2017 : sauver la France !

    On a longtemps cru que le scrutin majoritaire à deux tours était différent, dans ses conséquences, du scrutin proportionnel. C’est vrai dans ses implications quant à l’exercice du pouvoir mais ça l’est beaucoup moins quant à sa conquête. Dans les deux cas, il faut être capable de faire des alliances, la seule différence étant que celles-ci s’opèrent avant les élections dans le cas du scrutin majoritaire tandis qu’elles le sont après, au coup par coup et de manière opportuniste, en cas de scrutin proportionnel. Evidemment, le système en vigueur n’empêche pas les « sensibilités » des camps en présence d’avoir chacune son candidat de premier tour ; mais il s’agit en réalité d’une primaire interne. Les électeurs savent bien à l’avance avec qui, s’il sont élus, ils gouverneront. Le problème est que, en pratique, le FN ne peut gouverner avec personne, mais on a vu que tel n’est pas son désir. Cela poserait moins de problèmes s’il était capable de rallier à lui une majorité de mécontents du système mais ce n’est pas le cas : la preuve est que, ce dimanche, dans les trois régions où les listes FN ont fait leurs meilleurs scores, cinq fois plus de Français ont préféré s’abstenir que de voter pour elles (11 299 103 contre 2 365 143).

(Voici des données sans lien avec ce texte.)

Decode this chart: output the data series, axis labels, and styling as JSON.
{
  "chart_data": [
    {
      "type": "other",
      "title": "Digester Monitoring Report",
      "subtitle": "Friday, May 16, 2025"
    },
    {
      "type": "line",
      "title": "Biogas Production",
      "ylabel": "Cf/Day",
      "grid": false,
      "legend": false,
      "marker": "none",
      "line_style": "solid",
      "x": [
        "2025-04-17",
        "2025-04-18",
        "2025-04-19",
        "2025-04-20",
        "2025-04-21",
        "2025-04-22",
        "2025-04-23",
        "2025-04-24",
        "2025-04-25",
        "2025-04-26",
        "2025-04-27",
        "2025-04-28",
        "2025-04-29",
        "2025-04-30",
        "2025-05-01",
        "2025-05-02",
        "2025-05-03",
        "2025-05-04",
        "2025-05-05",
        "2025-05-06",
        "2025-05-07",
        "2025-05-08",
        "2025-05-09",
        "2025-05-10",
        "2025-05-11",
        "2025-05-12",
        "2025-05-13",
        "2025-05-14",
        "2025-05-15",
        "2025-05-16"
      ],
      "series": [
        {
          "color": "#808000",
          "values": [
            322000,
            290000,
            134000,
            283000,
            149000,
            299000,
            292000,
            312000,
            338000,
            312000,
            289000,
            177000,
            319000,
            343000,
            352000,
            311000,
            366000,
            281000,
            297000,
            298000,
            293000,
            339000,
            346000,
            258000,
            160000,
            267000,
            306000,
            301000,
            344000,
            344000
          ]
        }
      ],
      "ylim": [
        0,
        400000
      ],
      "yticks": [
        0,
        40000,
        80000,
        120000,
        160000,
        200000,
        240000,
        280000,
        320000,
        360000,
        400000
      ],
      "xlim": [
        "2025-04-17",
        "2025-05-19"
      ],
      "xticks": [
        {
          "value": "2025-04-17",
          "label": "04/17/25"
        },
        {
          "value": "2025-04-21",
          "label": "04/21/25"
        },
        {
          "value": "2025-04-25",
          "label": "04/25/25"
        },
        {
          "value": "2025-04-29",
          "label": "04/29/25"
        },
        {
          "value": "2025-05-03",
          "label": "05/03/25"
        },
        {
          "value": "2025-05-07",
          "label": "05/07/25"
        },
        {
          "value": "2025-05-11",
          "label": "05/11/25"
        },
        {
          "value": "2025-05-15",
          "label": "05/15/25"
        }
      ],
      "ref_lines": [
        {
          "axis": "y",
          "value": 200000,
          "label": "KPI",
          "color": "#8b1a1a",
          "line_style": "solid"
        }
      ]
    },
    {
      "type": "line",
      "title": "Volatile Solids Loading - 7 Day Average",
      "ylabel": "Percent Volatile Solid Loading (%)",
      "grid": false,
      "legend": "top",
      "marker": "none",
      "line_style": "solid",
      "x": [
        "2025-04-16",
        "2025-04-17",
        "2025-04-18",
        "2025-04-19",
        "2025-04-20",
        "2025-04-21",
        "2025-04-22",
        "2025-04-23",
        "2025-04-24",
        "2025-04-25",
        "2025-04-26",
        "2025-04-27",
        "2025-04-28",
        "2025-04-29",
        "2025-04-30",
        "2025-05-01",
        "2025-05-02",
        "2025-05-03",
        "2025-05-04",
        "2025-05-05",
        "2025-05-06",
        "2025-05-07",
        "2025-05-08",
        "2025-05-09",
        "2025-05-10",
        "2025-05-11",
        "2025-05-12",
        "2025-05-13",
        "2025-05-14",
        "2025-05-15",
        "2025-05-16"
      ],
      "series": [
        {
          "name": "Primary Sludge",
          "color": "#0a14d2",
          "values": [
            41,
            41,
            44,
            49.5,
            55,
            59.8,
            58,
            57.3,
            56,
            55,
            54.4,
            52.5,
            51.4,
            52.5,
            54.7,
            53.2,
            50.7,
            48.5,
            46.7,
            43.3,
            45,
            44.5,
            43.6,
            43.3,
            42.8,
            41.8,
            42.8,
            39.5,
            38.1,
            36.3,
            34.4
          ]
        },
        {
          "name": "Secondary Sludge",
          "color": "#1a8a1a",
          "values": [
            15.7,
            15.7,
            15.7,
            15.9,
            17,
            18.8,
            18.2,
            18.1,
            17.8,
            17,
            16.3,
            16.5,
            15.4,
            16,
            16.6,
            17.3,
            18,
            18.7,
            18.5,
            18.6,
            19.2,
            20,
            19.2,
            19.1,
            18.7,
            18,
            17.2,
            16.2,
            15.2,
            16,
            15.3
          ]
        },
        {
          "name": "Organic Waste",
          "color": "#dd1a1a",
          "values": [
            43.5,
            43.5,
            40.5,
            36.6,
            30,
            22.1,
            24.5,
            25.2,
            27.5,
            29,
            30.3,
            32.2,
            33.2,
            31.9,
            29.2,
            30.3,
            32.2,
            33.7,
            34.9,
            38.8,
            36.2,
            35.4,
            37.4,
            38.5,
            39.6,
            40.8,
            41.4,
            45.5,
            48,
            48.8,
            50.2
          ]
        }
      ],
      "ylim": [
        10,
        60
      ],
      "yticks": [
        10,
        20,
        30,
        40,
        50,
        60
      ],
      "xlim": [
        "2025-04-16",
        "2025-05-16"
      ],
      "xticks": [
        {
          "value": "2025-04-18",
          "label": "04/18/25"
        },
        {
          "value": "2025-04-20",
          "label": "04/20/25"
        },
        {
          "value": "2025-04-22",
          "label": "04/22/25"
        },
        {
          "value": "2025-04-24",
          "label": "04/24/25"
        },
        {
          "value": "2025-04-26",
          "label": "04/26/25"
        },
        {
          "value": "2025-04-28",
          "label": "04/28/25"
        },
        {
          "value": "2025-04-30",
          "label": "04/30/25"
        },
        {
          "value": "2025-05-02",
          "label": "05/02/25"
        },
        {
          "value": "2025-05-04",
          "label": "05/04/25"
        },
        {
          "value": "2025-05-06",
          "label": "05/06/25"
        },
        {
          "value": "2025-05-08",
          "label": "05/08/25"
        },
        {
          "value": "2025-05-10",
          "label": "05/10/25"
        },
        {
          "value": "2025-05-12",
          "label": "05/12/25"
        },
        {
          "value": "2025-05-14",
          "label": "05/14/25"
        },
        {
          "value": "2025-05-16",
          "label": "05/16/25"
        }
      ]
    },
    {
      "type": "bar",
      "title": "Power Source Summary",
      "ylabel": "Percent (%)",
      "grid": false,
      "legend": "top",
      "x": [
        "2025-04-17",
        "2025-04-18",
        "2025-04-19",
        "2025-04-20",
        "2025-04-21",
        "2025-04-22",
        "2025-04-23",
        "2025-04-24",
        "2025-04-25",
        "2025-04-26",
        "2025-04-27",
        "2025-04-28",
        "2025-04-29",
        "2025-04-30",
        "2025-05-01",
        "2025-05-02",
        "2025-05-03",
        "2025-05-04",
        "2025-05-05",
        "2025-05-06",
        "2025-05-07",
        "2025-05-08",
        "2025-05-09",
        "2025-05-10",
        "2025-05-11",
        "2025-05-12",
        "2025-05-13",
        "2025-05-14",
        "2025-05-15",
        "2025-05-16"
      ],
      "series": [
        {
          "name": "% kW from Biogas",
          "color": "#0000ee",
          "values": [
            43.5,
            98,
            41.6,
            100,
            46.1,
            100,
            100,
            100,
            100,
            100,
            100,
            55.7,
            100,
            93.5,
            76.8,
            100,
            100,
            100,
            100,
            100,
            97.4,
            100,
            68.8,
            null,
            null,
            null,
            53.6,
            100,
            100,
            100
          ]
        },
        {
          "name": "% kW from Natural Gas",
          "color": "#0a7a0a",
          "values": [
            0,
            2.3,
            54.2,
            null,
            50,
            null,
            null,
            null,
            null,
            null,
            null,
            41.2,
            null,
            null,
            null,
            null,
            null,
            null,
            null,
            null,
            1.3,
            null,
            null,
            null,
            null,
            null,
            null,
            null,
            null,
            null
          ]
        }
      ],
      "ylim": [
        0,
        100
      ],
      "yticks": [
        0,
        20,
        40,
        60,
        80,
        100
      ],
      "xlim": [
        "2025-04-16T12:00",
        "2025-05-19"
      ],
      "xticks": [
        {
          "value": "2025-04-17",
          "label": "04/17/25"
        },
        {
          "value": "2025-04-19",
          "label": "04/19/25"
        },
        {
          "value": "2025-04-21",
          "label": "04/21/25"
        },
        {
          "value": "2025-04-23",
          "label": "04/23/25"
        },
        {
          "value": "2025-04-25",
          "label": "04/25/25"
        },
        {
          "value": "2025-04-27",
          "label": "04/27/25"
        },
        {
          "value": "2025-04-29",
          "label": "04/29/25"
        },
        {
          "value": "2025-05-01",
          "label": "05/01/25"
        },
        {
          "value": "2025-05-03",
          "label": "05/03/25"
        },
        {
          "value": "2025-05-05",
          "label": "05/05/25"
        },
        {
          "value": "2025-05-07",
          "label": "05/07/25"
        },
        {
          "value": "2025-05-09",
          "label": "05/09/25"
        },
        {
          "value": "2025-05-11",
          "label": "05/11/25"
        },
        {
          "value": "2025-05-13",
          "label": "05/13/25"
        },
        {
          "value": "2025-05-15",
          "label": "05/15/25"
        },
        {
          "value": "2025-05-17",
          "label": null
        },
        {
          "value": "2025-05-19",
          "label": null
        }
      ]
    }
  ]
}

    Ceci étant, le résultat de ce dimanche aura des conséquences, non pour l’avenir de la France (sauf si le FN renonce à sa stratégie) mais pour la cuisine politique nationale. La première est que tout le monde s’attend à l’implosion de l’UMP. Dimanche soir, tandis qu’Alain Juppé faisait des avances à l’UDI-MODEM, François Fillon semblait vouloir transformer son groupuscule Force républicaine en véritable parti, et Nicolas Dupont-Aignan appelait les Gaullistes souverainistes à se rallier à son panache blanc. Quant à Nicolas Sarkozy, j’ai toujours cru que seul le trésor de guerre amassé en cinq ans de présidence de la république motivait ses « amis ». Sa tribune d’avant scrutin, complètement à côté de la plaque et programmée pour tirer la couverture à lui, sera portée à son débit par des médias toujours adeptes du lécher, lâcher, lyncher. De toute façon, je ne crois pas que les Français l’aient jeté en 2012 pour le reprendre en 2017.

    De leur côté, les Socialistes vont leur bonhomme de chemin sans paraître s’inquiéter outre mesure : ils en ont vu d’autres. et la route est longue. Surtout, ils savent que le FN à 25%, c’est pain bénit pour eux. D’abord, c’est la meilleure façon de retenir le Front de Gauche et les Verts de jouer les chèvres de M. Seguin ; ensuite, ils voient très bien leur candidat de 2017 gagner face à Marine Le Pen.